Retrospective examination of notes recorded for other purposes, within a single service, in which treatment recommendations might reflect idiosyncratic practice is a limitation of our findings. Also, examined variables could not provide a comprehensive indication of illness severity or functional impairment.
Our findings confirm that 'off label' prescribing is common in psychiatric practice. Treatment decisions relating to unlicensed applications appear to be influenced by factors other than overall illness burden.

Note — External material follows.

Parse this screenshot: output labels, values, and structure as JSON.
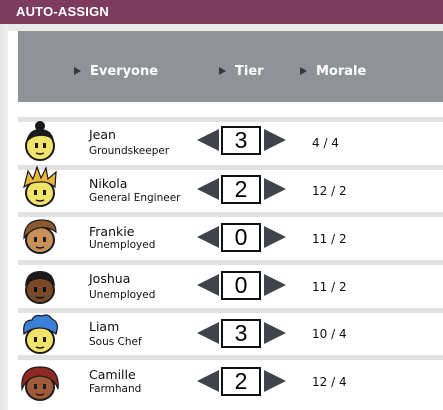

当患有情绪和焦虑障碍的患者在初级或二级护理中对多种治疗均无反应时,建议将其转诊至三级医疗机构。在专科服务机构中,一些患者在超出其市场授权的狭窄范围(“未获许可的应用”)使用有许可的精神药物进行治疗。我们研究了转诊至某地区专科服务机构的患者的人口统计学和临床特征,以确定未获许可(“标签外”)处方建议的程度及相关因素。
对5年内就诊患者的人口统计学、临床特征及治疗建议进行回顾性研究。患者被分为三大诊断类别(单相抑郁症、双相情感障碍、焦虑症)和两组(有或无共病)。我们在一系列反映疾病“负担”(病程、住院治疗、电休克治疗、非致命性自残、精神病)的变量方面,比较了所有治疗建议均为许可应用的患者与至少有一项治疗为未获许可应用的患者。
在177例新转诊患者中,148例患者(91例女性,57例男性)可归入三大类别之一。许多双相情感障碍患者在二级护理中未接受过锂盐治疗或正规心理干预。涉及药物未获许可应用的治疗建议在所有类别中都很常见(约50%),但根据许可或未获许可处方分类的患者组之间,在疾病负担指标方面没有显著差异。
在单一服务机构内对为其他目的记录的病历进行回顾性研究,其中治疗建议可能反映特殊做法,这是我们研究结果的一个局限性。此外,所研究的变量无法全面反映疾病严重程度或功能损害情况。
我们的研究结果证实,“标签外”处方在精神病学实践中很常见。与未获许可应用相关的治疗决策似乎受到总体疾病负担以外因素的影响。